“And I persuaded myself it was only a piece of glass or a bright shell!” she exclaimed from time to time, having the feminine trick of reverting to mistakes. “Can you make out the date on it?” she demanded very practically after one such reversion.
“No, I can’t!” Stack examined the coin more critically than he had yet taken the time to do in his frantic eagerness to find more. “The last figures look like a 3 and an 8. But it might be 1638 or 1838—date’s partly worn off. Houp-la! wasn’t it somewhere about 1638 that Captain Kidd was flourishing? My history’s hazy. Gee—if we’re on the track of some of his buried treasure when other people have been digging for ages and consulting all sorts of fake fortune-tellers and never even got upon the trail of a hoard!”
“We consulted the Indian top.” Kenjo’s voice had a thrill of semi-superstition.
“Yes, but the Kullibígan couldn’t make up its mind which of us would dig up a fortune from the sands; you came in on it, so did I, so did Arline—that’s nothing!” Thus Jessica laughed him down. “Wait a minute!” She caught at Miles’s arm. “I want to see if I can make out more of the inscription before you put it—the coin—back into your pocket again. You needn’t be so afraid that some one is going to snap it out of your hand!” haughtily.
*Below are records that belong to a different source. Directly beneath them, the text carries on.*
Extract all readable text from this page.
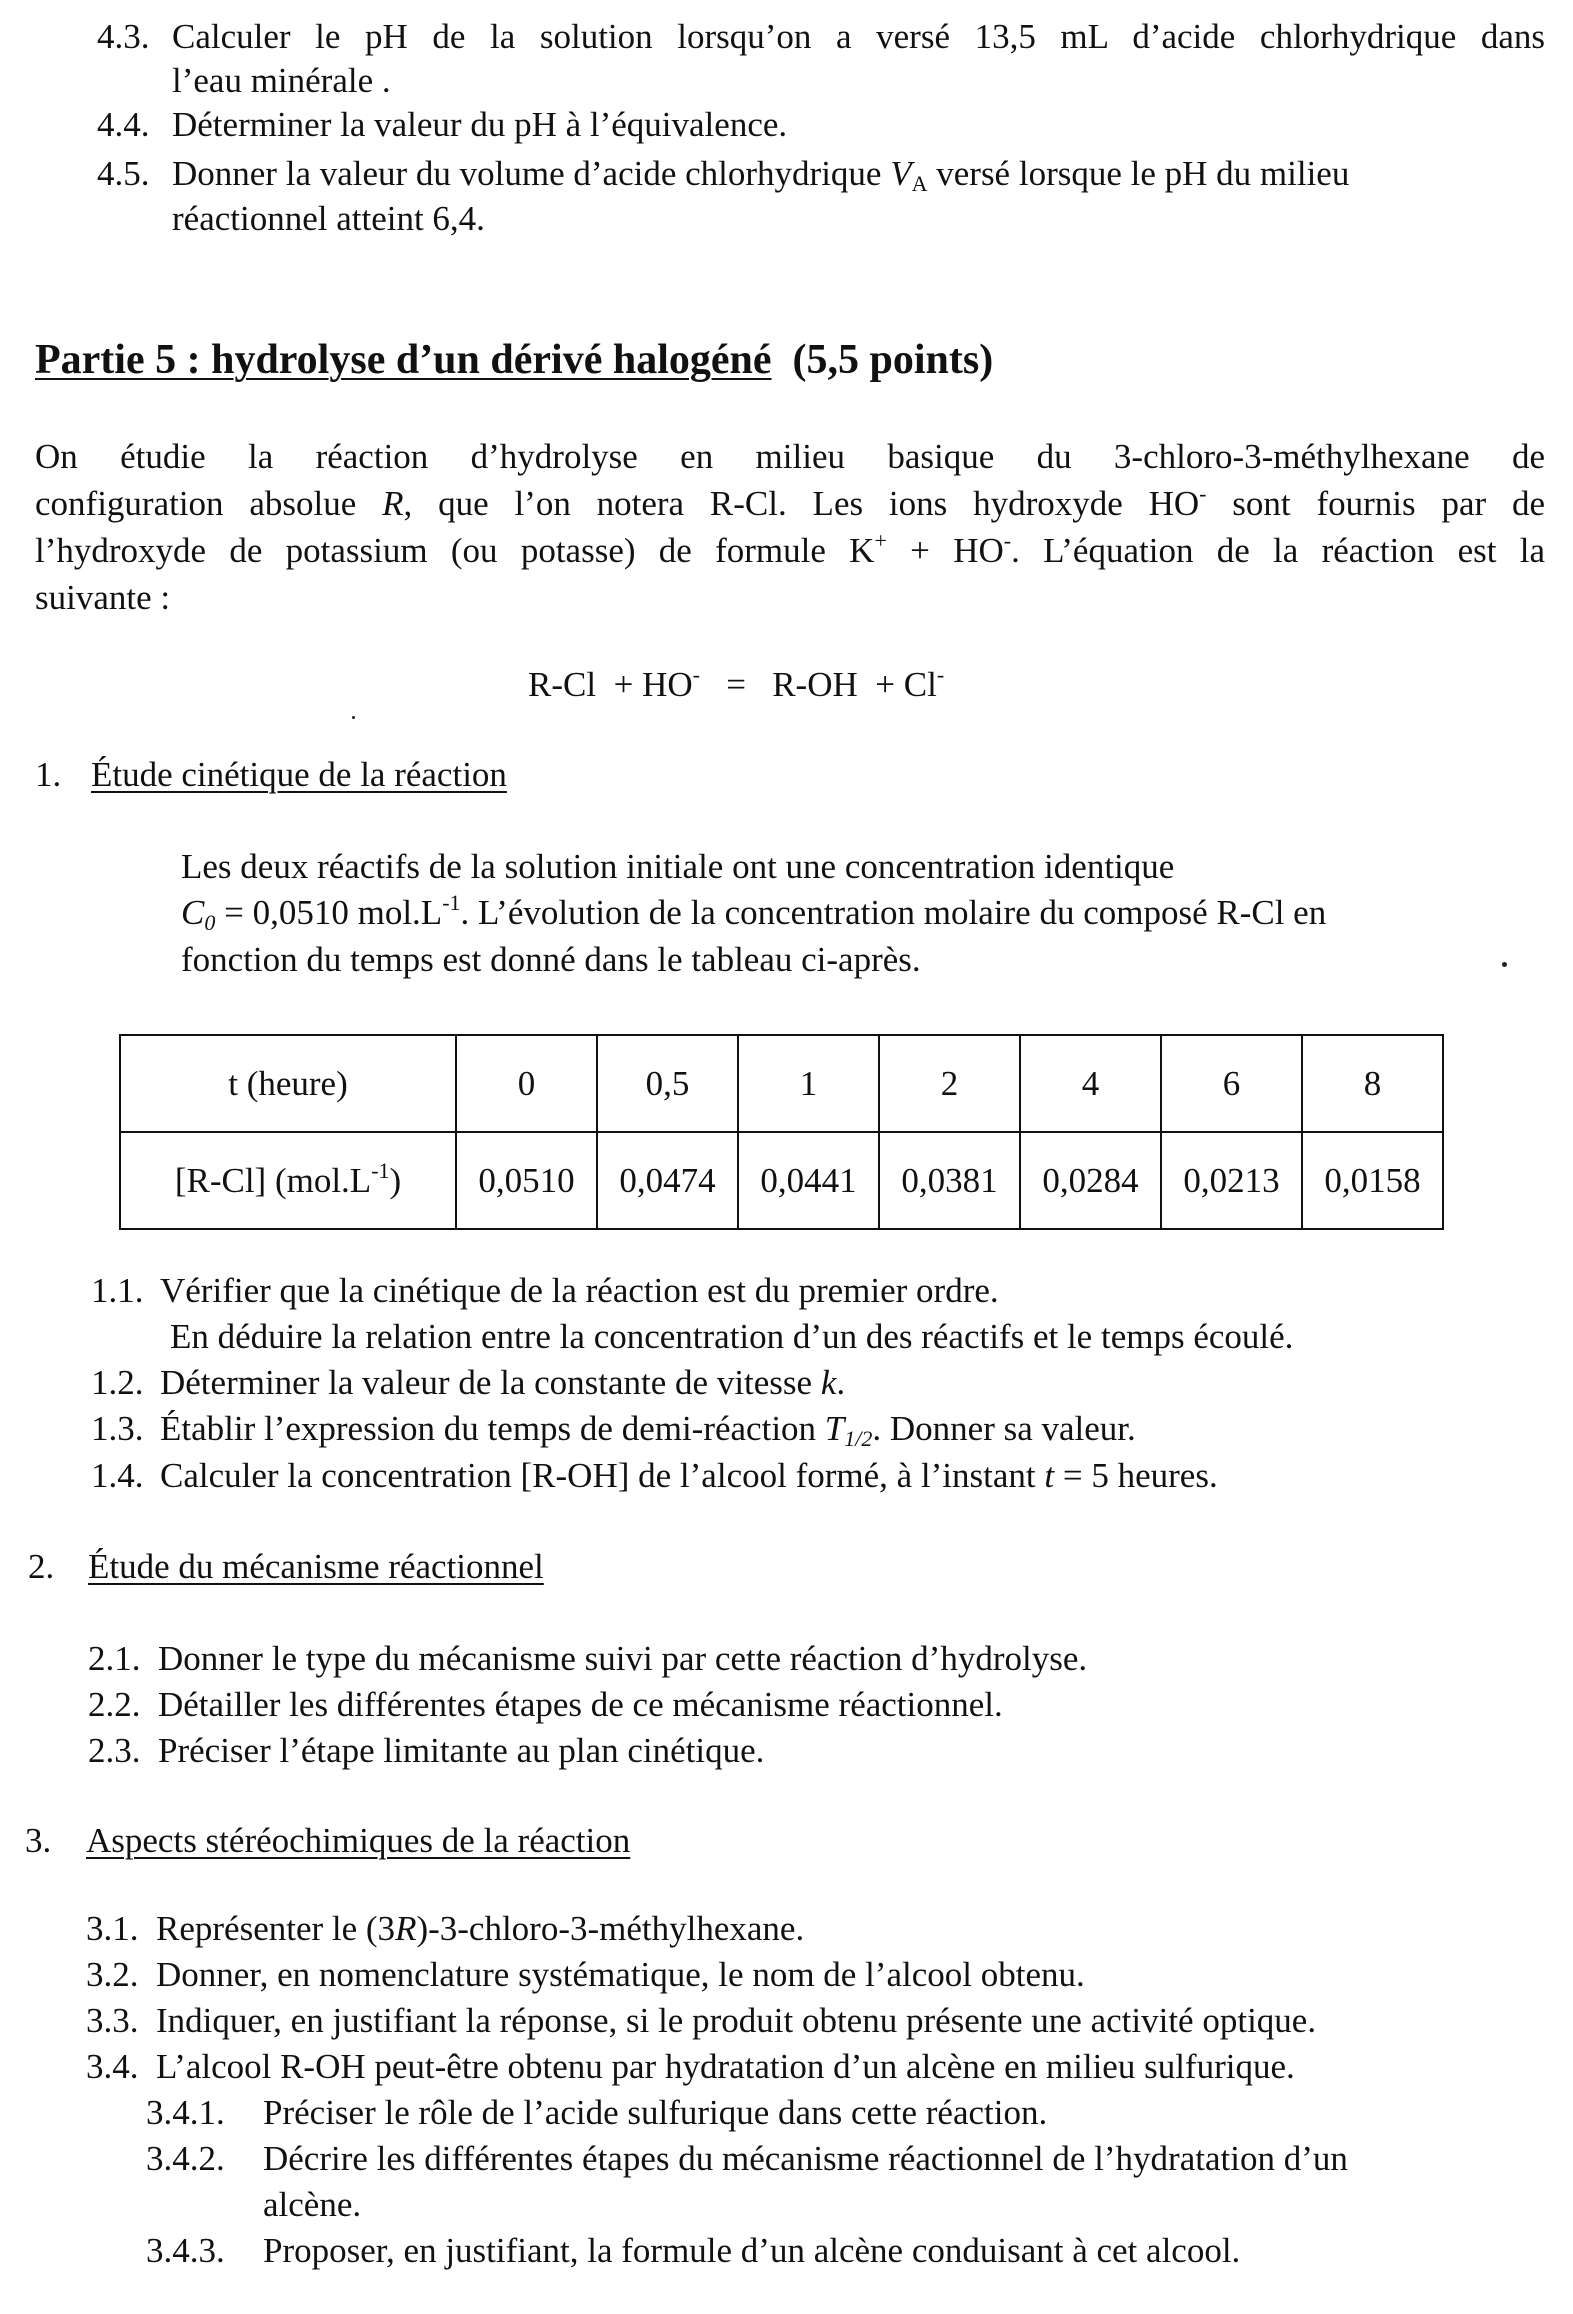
4.3. Calculer le pH de la solution lorsqu’on a versé 13,5 mL d’acide chlorhydrique dans
l’eau minérale .
4.4. Déterminer la valeur du pH à l’équivalence.
4.5. Donner la valeur du volume d’acide chlorhydrique $V_A$ versé lorsque le pH du milieu
réactionnel atteint 6,4.
Partie 5 : hydrolyse d’un dérivé halogéné (5,5 points)
On étudie la réaction d’hydrolyse en milieu basique du 3-chloro-3-méthylhexane de
configuration absolue R, que l’on notera R-Cl. Les ions hydroxyde HO- sont fournis par de
l’hydroxyde de potassium (ou potasse) de formule K+ + HO-. L’équation de la réaction est la
suivante :
R-Cl + HO- = R-OH + Cl-
1. Étude cinétique de la réaction
Les deux réactifs de la solution initiale ont une concentration identique
$C_0 = 0,0510$ $mol.L^{-1}$. L’évolution de la concentration molaire du composé R-Cl en
fonction du temps est donné dans le tableau ci-après.
t (heure)	0	0,5	1	2	4	6	8
[R-Cl] $(mol.L^{-1})$	0,0510	0,0474	0,0441	0,0381	0,0284	0,0213	0,0158
1.1. Vérifier que la cinétique de la réaction est du premier ordre.
En déduire la relation entre la concentration d’un des réactifs et le temps écoulé.
1.2. Déterminer la valeur de la constante de vitesse k.
1.3. Établir l’expression du temps de demi-réaction $T_{1/2}$. Donner sa valeur.
1.4. Calculer la concentration [R-OH] de l’alcool formé, à l’instant t = 5 heures.
2. Étude du mécanisme réactionnel
2.1. Donner le type du mécanisme suivi par cette réaction d’hydrolyse.
2.2. Détailler les différentes étapes de ce mécanisme réactionnel.
2.3. Préciser l’étape limitante au plan cinétique.
3. Aspects stéréochimiques de la réaction
3.1. Représenter le (3R)-3-chloro-3-méthylhexane.
3.2. Donner, en nomenclature systématique, le nom de l’alcool obtenu.
3.3. Indiquer, en justifiant la réponse, si le produit obtenu présente une activité optique.
3.4. L’alcool R-OH peut-être obtenu par hydratation d’un alcène en milieu sulfurique.
3.4.1. Préciser le rôle de l’acide sulfurique dans cette réaction.
3.4.2. Décrire les différentes étapes du mécanisme réactionnel de l’hydratation d’un
alcène.
3.4.3. Proposer, en justifiant, la formule d’un alcène conduisant à cet alcool.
Thus shamed, Stack suspended digging for an age-long interval of a minute and held the coin on lingering exhibition, right and obverse sides.
“Oh! isn’t it a dandy sunburst, with stars above it?” So Jessica gloated over its ancient stamp. “I can partly make out the inscription over the sunburst, too: it’s Repub—then something else, and then Peruana. I can read that clearly, but not the rest.”
“Underneath the letters look like CUZCO,” spelled out Kenjo. “And—oh! don’t be stingy, Stack; let’s look at it a minute longer—and in the middle of the sunburst there are a few black dots that seem to be meant for the two eyes, the nose and mouth of a face—a queer sun-face! Oh! Ha! Ha!” Ken’s boyish laugh rang out with a fire that matched his hair.
“Now for the reverse side: the ship is on that,” pleaded Jessica hungrily.
“Yes, and the volcano and the horn—an’ something like a castle!” muttered Miles. “But we’re wasting time!” The coin vanished again into his pocket. “It’s me for digging, I tell you—digging hard! If we can find some more—a hoard of them—our fortune’s made.... I’d be glad to have my fortune made for me,” he continued, presently, out of the heart of a sand-spout; “I enter ‘Tech’ in the fall and for the next four years I’ll have to work all vacation-time in order to push myself through—help pay college expenses. Oh, goody, if this coin and others would only lend me a boost!”
“I need a ‘boost,’ as you call it, too; I’ll have to earn my own living when I graduate from high school, with no one to help me,” quavered Jessica, shivering all over in her wetness, beginning to realize that, back of frenzied excitement, she was very clammy and exhausted. “And—and I can’t earn my living in the way I’d like to do unless I get hold of some money!” She fell to scratching like a wet hen.